Cybersecurity criminals are masters of their trade - not dabblers. A dabbler will always lose to a master.
What can we do about the cybersecurity paper tiger issue?
There are two areas to focus on to get rid of paper tigers:
Cybersecurity certifications that require a practical. Many certifications are moving towards having practical components to them. The CEH, for example, has two programs. The first is "Certified Ethical Hacker", where you have to pass a multiple choice exam. The second is "Certified Ethical Hacker Master" where you have to pass both the CEH multiple choice exam and a CEH practical exam. Paper tigers may be able to pass a multiple choice exam, but they will likely fail a practical exam, unless they actually learn some stuff. Learning some stuff may strip them from the paper tiger status!
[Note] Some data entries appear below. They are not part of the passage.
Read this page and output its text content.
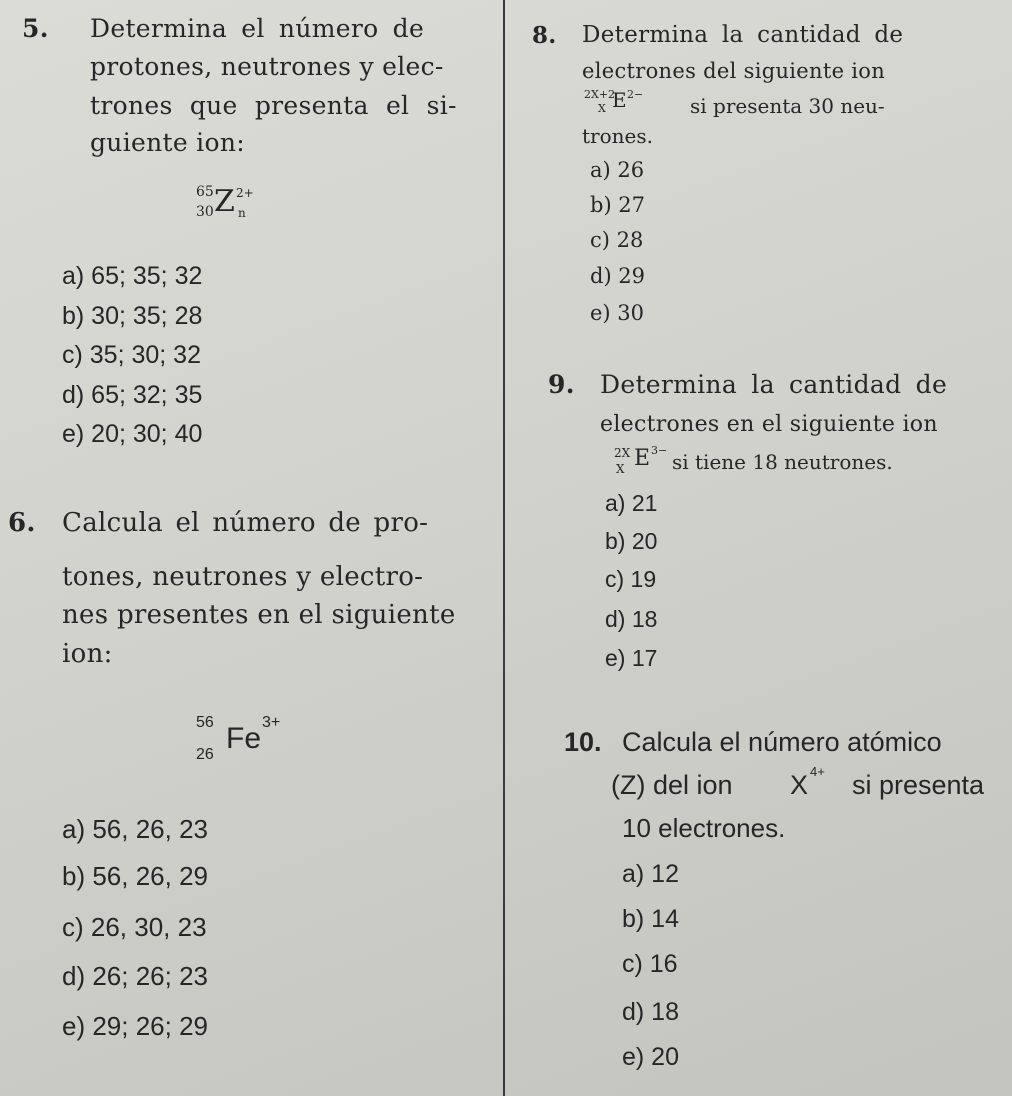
5. Determina el número de
protones, neutrones y elec-
trones que presenta el si-
guiente ion:
65
30 Z 2+
n
a) 65; 35; 32
b) 30; 35; 28
c) 35; 30; 32
d) 65; 32; 35
e) 20; 30; 40
6. Calcula el número de pro-
tones, neutrones y electro-
nes presentes en el siguiente
ion:
56
26 Fe 3+
a) 56, 26, 23
b) 56, 26, 29
c) 26, 30, 23
d) 26; 26; 23
e) 29; 26; 29
8. Determina la cantidad de
electrones del siguiente ion
2X+2
X E 2− si presenta 30 neu-
trones.
a) 26
b) 27
c) 28
d) 29
e) 30
9. Determina la cantidad de
electrones en el siguiente ion
2X
X E 3− si tiene 18 neutrones.
a) 21
b) 20
c) 19
d) 18
e) 17
10. Calcula el número atómico
(Z) del ion X 4+ si presenta
10 electrones.
a) 12
b) 14
c) 16
d) 18
e) 20
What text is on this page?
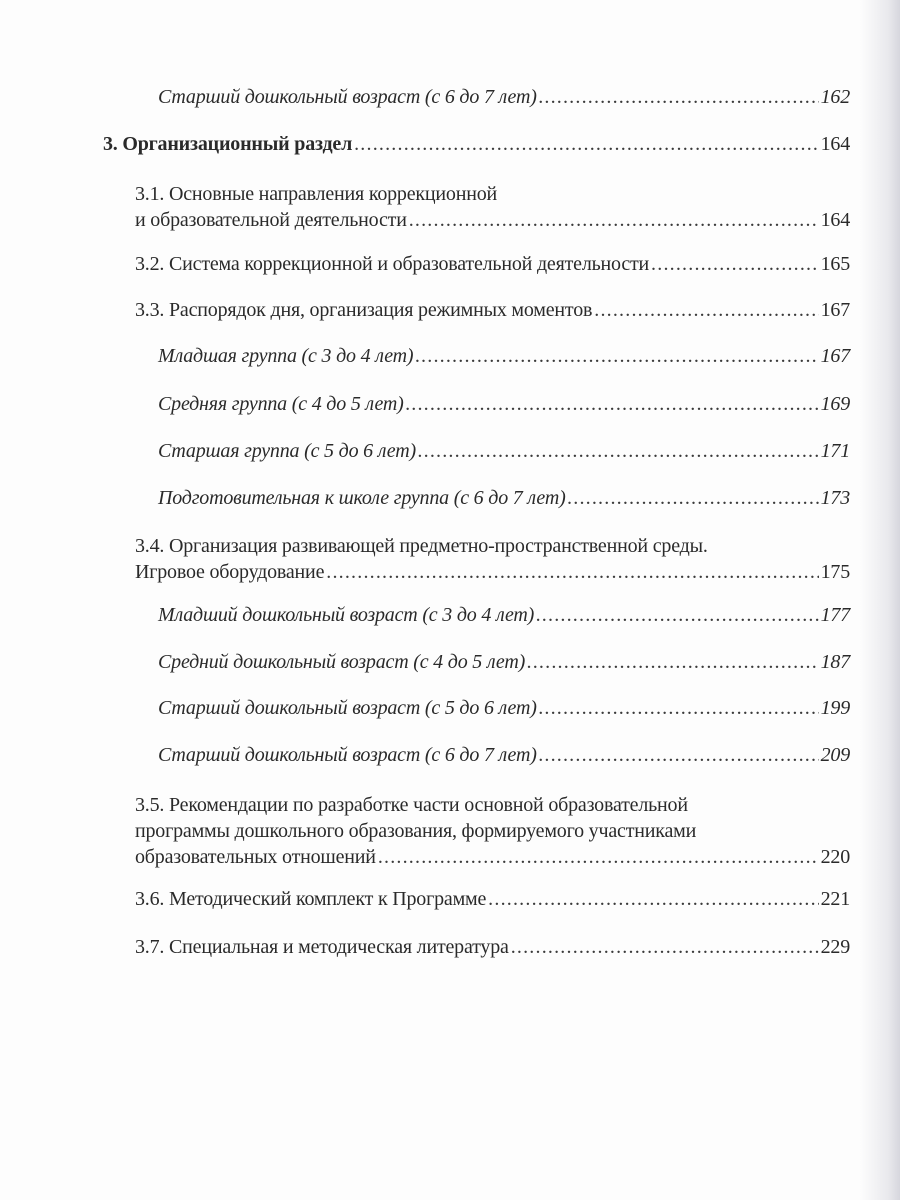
Старший дошкольный возраст (с 6 до 7 лет) .....	162
3. Организационный раздел .....	164
3.1. Основные направления коррекционной
и образовательной деятельности .....	164
3.2. Система коррекционной и образовательной деятельности .....	165
3.3. Распорядок дня, организация режимных моментов .....	167
Младшая группа (с 3 до 4 лет) .....	167
Средняя группа (с 4 до 5 лет) .....	169
Старшая группа (с 5 до 6 лет) .....	171
Подготовительная к школе группа (с 6 до 7 лет) .....	173
3.4. Организация развивающей предметно-пространственной среды.
Игровое оборудование .....	175
Младший дошкольный возраст (с 3 до 4 лет) .....	177
Средний дошкольный возраст (с 4 до 5 лет) .....	187
Старший дошкольный возраст (с 5 до 6 лет) .....	199
Старший дошкольный возраст (с 6 до 7 лет) .....	209
3.5. Рекомендации по разработке части основной образовательной
программы дошкольного образования, формируемого участниками
образовательных отношений .....	220
3.6. Методический комплект к Программе .....	221
3.7. Специальная и методическая литература .....	229
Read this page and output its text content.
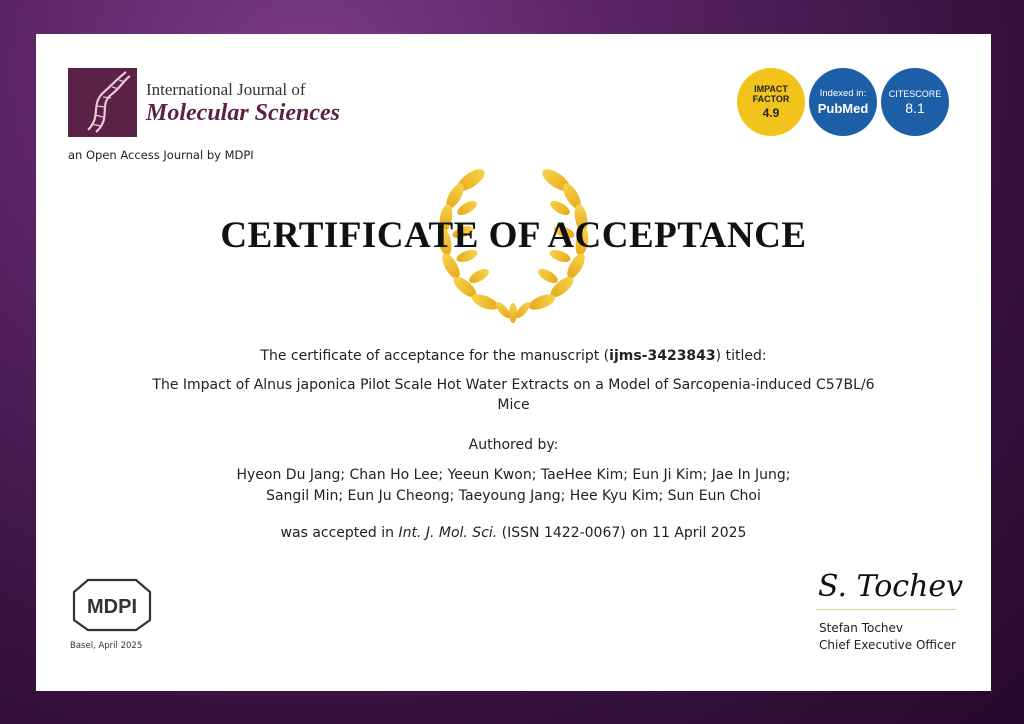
International Journal of
Molecular Sciences
an Open Access Journal by MDPI
IMPACT FACTOR
4.9
Indexed in:
PubMed
CITESCORE
8.1
CERTIFICATE OF ACCEPTANCE
The certificate of acceptance for the manuscript (ijms-3423843) titled:
The Impact of Alnus japonica Pilot Scale Hot Water Extracts on a Model of Sarcopenia-induced C57BL/6 Mice
Authored by:
Hyeon Du Jang; Chan Ho Lee; Yeeun Kwon; TaeHee Kim; Eun Ji Kim; Jae In Jung;
Sangil Min; Eun Ju Cheong; Taeyoung Jang; Hee Kyu Kim; Sun Eun Choi
was accepted in Int. J. Mol. Sci. (ISSN 1422-0067) on 11 April 2025
MDPI
Basel, April 2025
S. Tochev
Stefan Tochev
Chief Executive Officer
Hiring procedures. We need to do better at interviewing and screening cybersecurity applicants. Just because someone has multiple cybersecurity certifications, doesn't mean they know the material. It's an employer's duty to screen applicants appropriately. The people doing the interview need to know about the certifications or be certified in those areas themselves in order to discern the paperness of the tiger. For instance, if I'm interviewing someone with a Security+ certification, I should know the basics covered in Security+ so I can validate the candidate’s knowledge.
Let's do the cybersecurity industry a favor and work to get rid of the paper tigers.
Christian Espinosa is Alpine Security's CEO/Founder and a Cybersecurity Professor at Maryville University. He holds over 25 certifications, including the CISSP, CCISO, and PMP. Christian is a US Air Force veteran with a BS in Engineering from the US Air Force Academy and MBA from Webster University. Christian holds multiple patents on cybersecurity attack and defense. Major recent projects include penetration testing and assessments of commercial aircraft, medical device penetration testing, and numerous incident response projects. When Christian isn’t protecting us from cybercriminals, he climbs mountains, travels the world, teaches outdoor wilderness survival, and competes in Ironman triathlons.